Cleveland and Columbus both had their highest average annual temperatures this past year while the state's other big cities just missed out on breaking their records.
Toledo, Cincinnati and Dayton still had temperatures that put 2012 among the five hottest years they've posted, according to the National Weather Service.
The records should be no surprise after a year that brought 70-degree temperatures in March, oppressive heat in June and July and little snow until the last few weeks of the year.
It was so warm in February that organizers of a winter celebration in Whitehouse near Toledo had to replace a snow angel contest with sidewalk chalking and switch a snowball throwing contest into a softball toss.

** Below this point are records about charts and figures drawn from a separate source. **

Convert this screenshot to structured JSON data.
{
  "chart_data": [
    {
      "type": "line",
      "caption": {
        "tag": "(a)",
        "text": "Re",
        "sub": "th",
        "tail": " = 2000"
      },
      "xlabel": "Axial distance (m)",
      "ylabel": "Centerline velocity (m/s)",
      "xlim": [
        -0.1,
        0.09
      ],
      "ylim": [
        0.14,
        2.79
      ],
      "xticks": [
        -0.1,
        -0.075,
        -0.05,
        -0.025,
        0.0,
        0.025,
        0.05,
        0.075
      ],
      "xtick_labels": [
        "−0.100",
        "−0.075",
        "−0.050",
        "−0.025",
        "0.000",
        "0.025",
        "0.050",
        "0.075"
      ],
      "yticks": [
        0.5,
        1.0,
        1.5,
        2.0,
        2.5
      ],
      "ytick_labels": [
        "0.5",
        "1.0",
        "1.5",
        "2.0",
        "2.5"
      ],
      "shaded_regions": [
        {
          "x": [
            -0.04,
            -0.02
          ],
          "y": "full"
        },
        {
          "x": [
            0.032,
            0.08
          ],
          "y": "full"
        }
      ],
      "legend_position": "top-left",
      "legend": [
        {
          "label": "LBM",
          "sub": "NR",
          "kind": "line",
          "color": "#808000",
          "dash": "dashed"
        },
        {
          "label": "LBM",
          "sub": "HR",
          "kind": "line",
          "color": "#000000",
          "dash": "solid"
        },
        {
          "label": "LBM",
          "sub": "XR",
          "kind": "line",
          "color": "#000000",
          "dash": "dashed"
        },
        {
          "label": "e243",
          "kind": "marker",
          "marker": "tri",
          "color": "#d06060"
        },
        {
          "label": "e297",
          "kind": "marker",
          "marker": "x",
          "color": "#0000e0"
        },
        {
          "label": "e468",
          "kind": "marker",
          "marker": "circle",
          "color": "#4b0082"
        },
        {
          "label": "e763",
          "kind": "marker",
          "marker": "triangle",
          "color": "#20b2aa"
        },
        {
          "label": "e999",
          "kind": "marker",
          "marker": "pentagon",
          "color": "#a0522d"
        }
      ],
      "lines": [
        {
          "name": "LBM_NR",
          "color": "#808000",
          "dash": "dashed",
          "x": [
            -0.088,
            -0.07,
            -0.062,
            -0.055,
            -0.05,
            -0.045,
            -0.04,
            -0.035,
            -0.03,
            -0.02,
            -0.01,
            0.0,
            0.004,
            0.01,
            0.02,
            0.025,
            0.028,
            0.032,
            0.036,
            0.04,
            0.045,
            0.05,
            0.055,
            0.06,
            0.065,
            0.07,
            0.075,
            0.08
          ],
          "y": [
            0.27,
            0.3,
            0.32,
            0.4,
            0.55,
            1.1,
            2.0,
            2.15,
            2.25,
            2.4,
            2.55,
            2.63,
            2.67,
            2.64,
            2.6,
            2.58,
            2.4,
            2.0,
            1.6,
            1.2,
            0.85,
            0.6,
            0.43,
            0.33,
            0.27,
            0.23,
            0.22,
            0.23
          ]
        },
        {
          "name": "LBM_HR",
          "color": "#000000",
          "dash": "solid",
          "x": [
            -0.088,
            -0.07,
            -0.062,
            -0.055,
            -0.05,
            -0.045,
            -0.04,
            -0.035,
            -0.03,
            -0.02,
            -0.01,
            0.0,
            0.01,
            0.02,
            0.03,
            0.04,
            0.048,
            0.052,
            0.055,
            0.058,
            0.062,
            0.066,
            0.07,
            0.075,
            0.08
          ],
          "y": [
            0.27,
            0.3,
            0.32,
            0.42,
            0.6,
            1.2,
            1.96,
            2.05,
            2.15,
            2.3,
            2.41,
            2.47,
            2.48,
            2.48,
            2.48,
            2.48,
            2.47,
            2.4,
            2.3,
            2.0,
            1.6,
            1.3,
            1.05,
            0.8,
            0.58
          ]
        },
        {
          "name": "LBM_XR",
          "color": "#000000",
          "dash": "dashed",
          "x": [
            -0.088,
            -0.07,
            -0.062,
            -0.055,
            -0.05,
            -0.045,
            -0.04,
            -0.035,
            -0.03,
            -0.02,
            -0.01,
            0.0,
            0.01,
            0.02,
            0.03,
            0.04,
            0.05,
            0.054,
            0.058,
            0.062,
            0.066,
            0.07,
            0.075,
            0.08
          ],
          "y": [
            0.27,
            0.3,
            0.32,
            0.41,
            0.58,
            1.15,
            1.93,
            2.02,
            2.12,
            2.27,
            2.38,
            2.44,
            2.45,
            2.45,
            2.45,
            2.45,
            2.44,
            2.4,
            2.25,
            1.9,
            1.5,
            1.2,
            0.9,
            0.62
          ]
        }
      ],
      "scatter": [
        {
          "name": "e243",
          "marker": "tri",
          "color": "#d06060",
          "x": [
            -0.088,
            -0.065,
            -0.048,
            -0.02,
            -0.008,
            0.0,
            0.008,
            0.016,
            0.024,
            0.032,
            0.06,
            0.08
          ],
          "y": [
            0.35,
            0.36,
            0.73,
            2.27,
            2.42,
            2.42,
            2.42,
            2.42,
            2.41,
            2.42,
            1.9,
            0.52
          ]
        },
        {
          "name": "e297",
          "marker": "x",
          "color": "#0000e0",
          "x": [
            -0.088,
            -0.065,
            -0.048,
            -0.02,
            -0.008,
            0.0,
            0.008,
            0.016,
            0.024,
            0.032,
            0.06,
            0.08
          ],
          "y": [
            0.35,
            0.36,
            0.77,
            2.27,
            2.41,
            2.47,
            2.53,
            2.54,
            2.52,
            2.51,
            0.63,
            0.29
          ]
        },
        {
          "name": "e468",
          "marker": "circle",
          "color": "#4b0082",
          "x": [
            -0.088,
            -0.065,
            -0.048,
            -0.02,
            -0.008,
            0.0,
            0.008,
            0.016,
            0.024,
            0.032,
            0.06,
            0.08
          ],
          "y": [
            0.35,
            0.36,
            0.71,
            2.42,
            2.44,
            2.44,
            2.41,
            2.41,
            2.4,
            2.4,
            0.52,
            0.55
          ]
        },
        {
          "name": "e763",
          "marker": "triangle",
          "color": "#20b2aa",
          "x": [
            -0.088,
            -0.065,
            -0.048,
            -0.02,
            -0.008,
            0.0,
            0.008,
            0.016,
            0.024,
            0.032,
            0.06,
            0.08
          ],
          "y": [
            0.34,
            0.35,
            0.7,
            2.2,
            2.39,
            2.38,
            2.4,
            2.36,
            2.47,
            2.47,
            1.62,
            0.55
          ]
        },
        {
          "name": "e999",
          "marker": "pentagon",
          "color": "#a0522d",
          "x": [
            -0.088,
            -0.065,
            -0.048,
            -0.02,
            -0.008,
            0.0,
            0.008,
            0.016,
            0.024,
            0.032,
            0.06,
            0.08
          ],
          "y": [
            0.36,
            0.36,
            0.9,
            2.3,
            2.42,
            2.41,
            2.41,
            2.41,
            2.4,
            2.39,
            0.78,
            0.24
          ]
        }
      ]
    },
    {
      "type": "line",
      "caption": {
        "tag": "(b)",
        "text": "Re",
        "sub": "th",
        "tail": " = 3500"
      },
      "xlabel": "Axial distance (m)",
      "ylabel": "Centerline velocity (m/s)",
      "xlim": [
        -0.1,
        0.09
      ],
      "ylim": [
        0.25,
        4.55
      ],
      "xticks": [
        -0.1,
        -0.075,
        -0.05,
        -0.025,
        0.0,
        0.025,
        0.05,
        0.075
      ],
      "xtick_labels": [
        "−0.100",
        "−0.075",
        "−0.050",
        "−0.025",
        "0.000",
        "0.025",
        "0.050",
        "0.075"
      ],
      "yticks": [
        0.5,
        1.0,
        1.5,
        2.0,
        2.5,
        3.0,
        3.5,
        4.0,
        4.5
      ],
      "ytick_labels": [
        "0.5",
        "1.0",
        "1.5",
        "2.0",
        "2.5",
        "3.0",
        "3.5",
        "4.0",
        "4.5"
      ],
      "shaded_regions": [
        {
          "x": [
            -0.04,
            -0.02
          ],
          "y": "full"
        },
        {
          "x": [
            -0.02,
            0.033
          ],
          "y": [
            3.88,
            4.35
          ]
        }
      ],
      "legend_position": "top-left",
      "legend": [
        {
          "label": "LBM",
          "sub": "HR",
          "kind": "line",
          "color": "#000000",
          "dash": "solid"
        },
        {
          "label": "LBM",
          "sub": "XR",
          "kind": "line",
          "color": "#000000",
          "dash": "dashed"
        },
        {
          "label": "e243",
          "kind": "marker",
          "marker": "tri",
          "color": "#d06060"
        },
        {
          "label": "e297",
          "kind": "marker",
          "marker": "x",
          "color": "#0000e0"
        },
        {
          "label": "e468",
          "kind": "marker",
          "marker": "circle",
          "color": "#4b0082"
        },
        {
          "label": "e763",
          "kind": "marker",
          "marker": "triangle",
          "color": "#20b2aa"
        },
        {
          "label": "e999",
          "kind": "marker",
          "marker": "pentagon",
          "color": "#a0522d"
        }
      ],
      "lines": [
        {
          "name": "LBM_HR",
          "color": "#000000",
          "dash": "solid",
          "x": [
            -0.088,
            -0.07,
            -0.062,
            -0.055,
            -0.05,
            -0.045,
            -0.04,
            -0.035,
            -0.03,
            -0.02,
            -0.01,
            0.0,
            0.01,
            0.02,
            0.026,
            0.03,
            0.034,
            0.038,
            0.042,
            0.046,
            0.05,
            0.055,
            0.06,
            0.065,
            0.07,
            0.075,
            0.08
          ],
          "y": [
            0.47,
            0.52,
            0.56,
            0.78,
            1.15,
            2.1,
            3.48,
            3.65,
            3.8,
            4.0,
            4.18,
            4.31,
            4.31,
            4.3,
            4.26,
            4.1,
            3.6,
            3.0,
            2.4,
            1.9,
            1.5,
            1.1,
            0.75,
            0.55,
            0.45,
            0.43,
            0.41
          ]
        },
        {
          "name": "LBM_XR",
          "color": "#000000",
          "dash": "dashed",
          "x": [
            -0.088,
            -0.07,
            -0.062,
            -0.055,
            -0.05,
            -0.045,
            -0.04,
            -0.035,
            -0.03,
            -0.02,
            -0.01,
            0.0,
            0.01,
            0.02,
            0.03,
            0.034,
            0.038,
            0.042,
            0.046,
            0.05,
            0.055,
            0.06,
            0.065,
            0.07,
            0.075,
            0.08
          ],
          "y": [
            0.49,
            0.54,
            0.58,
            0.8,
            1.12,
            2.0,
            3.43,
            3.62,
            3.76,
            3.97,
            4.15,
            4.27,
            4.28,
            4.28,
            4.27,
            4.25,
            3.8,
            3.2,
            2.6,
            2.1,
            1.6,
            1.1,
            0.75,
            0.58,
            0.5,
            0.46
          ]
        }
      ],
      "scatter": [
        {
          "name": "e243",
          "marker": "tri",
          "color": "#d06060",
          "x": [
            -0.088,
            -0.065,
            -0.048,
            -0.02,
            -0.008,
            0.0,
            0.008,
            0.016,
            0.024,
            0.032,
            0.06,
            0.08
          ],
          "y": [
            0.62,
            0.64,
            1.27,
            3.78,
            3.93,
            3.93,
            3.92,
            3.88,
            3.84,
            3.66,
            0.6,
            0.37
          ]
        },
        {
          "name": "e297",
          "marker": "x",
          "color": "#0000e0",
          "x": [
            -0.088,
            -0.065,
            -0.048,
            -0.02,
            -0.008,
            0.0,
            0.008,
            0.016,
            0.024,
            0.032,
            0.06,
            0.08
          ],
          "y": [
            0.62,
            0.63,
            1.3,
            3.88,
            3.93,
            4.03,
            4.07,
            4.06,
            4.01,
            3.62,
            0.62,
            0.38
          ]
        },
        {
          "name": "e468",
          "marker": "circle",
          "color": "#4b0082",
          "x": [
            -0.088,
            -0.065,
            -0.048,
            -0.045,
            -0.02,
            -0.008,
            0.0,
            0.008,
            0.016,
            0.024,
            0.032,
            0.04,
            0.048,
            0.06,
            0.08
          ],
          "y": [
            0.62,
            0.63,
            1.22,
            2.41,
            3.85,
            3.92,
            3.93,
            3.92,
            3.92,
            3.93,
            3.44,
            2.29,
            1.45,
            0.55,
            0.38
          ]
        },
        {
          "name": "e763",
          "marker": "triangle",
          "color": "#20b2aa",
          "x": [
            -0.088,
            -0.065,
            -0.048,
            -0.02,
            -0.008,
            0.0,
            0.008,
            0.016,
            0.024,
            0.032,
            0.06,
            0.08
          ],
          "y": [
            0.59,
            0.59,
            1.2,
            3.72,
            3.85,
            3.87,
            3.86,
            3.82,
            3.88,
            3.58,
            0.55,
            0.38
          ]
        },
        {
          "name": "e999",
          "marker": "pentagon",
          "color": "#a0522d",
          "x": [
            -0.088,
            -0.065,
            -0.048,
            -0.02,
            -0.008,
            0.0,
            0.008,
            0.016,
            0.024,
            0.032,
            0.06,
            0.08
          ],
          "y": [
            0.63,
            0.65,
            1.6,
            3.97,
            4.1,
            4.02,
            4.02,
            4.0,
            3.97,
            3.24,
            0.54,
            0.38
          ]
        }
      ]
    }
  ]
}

State climatologist Jeffrey Rogers said more and more evidence points to climate change for the higher temperatures. He told The Columbus Dispatch that the state has had decades of rising temperatures since the 1960s, blaming pollutants from power plants, factories and vehicles.
"We admit the climate is changing; we just don't want to take the blame for it," he said.
Columbus had an average temperature of 56.5 degrees, 4 degrees higher than the city's annual average and just above the record of 56.3 set in 1998.
Cleveland's average of 54.1 degrees also topped its record of 53.6 set in 1998. The temperature there hit at least 90 degrees on 28 days, The (Cleveland) Plain Dealer reported.
Toledo (53.1) and Dayton (55.3) had their fourth hottest years and Cincinnati (57.1) had its fifth warmest.
Unseasonably high temperatures made March the warmest recorded in the Cleveland and Cincinnati areas and set records elsewhere in Ohio.
Akron, Cleveland, Toledo and Youngstown each tied or broke previous records with runs of eight or more straight days of high temperatures reaching at least 70 degrees in March. A little over a month later, temperatures in early May were in the high 80s in those same cities.